My neighbour recently added a new stationary dock to his 70-ft.-frontage cottage, and installed a bubbler to keep the ice damage minimal. We cross the lake in the winter and spend many weekends up there. What are the implications should someone go through the ice in front of his cottage? – Nancy Heath
They’re not good: According to the law (see Section 263(1) of the Criminal Code of Canada), if you make an opening in the ice, you’re under “a legal duty to guard it in a manner that is adequate to prevent persons from falling in by accident…” If someone were hurt after falling through an unmarked hole made by your neighbour’s bubbler, your neighbour could be charged with assault; if the person were to die, your neighbour could be charged with manslaughter. (And let’s not forget about civil litigation and potential wrongful death lawsuits.)

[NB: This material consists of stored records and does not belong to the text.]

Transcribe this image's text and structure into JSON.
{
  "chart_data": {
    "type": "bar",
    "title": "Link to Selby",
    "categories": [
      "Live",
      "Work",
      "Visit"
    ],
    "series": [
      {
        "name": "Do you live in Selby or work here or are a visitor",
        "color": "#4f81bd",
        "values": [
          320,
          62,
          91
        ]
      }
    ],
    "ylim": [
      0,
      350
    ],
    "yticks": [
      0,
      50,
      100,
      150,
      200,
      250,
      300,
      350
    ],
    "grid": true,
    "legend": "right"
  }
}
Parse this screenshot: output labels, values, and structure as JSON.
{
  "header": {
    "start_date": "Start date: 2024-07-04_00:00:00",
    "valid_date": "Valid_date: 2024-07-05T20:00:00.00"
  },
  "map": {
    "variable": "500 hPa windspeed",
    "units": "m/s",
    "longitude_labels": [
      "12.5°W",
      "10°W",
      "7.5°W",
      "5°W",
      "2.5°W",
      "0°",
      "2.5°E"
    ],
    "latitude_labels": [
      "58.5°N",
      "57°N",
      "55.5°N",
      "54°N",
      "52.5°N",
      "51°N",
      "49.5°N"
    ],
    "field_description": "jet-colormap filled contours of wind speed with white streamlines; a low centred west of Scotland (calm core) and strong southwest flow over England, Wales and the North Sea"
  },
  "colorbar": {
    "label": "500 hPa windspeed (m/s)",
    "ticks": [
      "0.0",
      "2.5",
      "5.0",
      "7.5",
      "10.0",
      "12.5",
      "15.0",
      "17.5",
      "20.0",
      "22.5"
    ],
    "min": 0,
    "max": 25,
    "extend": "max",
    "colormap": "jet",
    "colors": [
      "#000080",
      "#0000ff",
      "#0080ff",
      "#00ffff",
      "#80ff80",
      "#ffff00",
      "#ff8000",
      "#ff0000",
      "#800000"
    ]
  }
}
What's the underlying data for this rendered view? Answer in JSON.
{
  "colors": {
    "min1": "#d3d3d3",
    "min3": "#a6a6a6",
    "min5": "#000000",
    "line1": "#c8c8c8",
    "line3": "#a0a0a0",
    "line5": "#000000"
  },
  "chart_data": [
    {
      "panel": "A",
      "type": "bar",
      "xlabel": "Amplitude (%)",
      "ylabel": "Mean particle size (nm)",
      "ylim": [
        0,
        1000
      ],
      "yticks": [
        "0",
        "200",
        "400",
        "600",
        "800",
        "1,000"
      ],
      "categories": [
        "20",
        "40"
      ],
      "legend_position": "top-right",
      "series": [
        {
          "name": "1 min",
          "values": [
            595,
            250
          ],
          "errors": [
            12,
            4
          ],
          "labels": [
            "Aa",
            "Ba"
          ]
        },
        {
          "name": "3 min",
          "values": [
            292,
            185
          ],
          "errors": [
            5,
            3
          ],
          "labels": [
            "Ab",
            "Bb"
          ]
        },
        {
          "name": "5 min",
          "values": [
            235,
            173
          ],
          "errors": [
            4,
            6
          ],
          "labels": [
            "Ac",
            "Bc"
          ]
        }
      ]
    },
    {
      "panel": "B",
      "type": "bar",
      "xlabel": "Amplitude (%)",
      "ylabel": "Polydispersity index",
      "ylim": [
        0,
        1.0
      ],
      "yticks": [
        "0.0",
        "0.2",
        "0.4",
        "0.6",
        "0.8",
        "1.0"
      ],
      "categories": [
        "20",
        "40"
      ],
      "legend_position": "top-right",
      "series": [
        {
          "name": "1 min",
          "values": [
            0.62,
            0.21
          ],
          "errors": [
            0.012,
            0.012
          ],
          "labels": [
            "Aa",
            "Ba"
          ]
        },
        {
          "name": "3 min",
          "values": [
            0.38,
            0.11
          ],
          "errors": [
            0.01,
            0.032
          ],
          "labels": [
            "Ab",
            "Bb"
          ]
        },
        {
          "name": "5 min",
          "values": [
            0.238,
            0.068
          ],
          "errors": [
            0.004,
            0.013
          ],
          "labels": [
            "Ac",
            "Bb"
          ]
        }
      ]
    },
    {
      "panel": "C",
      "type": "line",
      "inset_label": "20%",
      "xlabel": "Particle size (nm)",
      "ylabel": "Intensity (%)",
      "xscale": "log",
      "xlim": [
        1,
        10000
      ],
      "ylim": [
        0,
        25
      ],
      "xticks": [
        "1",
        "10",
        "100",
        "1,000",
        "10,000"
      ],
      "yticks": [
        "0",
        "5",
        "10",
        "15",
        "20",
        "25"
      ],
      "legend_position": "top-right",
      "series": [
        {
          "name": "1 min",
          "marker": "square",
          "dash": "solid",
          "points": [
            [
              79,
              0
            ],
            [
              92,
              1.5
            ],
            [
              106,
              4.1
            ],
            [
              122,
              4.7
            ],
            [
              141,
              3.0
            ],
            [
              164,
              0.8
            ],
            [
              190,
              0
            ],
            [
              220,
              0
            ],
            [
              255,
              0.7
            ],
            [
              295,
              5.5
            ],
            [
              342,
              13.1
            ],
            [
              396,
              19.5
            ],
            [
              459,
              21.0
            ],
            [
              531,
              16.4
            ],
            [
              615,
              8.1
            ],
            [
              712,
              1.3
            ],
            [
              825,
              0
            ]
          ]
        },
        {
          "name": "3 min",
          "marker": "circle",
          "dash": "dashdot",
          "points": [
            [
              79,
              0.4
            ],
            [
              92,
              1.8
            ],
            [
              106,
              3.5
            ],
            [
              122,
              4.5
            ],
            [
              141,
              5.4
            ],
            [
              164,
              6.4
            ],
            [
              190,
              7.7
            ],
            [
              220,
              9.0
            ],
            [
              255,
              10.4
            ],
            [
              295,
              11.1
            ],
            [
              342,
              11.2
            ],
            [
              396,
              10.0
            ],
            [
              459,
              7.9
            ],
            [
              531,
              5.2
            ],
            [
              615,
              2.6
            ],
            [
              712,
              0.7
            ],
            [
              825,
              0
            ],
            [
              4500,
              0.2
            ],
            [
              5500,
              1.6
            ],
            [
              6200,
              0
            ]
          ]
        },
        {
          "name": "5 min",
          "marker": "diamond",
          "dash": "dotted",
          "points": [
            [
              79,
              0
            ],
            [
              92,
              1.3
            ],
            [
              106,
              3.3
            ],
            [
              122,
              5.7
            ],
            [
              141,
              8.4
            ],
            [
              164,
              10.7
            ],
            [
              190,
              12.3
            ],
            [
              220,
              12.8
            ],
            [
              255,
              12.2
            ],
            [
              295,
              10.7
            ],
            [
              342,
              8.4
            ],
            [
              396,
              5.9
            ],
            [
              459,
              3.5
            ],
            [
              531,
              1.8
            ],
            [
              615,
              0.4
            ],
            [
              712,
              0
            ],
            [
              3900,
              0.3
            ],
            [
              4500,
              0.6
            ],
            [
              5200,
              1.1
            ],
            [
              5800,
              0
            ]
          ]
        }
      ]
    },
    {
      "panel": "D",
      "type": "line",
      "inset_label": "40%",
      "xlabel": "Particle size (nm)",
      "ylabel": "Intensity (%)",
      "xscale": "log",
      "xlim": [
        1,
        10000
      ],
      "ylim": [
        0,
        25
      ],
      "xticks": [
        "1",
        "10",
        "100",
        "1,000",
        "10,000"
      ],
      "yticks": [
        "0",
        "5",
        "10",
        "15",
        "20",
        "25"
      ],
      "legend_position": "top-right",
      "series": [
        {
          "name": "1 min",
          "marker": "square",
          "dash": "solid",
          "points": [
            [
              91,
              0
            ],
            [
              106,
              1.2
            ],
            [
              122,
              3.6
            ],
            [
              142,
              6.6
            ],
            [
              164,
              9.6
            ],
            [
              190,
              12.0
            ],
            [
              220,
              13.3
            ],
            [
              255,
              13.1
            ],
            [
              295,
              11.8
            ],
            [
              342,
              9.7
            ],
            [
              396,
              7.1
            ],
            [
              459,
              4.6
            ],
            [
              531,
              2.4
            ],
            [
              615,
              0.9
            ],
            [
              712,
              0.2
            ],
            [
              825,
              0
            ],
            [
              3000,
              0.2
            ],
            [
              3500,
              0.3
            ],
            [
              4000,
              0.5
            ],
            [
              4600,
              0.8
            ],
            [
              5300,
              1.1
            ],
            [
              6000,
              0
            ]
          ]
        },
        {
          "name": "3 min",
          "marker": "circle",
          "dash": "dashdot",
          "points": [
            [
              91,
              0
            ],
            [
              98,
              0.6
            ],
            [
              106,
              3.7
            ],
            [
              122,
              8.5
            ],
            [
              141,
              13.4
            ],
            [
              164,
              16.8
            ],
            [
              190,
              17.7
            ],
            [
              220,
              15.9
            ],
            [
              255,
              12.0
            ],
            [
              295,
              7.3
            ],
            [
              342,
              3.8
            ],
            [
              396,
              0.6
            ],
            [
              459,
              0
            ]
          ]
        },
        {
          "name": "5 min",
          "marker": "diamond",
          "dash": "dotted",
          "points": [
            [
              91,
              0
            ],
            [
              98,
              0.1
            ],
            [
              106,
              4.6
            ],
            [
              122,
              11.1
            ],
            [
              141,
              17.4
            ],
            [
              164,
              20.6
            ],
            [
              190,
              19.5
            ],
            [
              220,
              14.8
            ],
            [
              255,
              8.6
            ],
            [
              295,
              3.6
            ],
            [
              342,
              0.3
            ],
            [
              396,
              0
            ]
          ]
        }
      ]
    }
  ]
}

Before installing his system, we assume this cottager got any necessary approvals from Transport Canada (in some cases bubblers and de-icers need an okay from the government), and spoke to his insurance provider about accident coverage. He should also get advice as to how to safely operate the bubbler (e.g., by installing a thermostat and a timer to avoid huge, yawning gaps in the ice), and how to best mark the danger (e.g., with lights, signs, pennants, or a snow fence). The local police are a good resource; he might also find helpful tips and info through the lake association or his municipality.
But if your neighbour felt he did everything possible to prevent someone from falling through the ice, and it still happened, would he avoid criminal and civil charges? Maybe, maybe not. Given that scary unknown, he may decide he’d rather risk a damaged dock.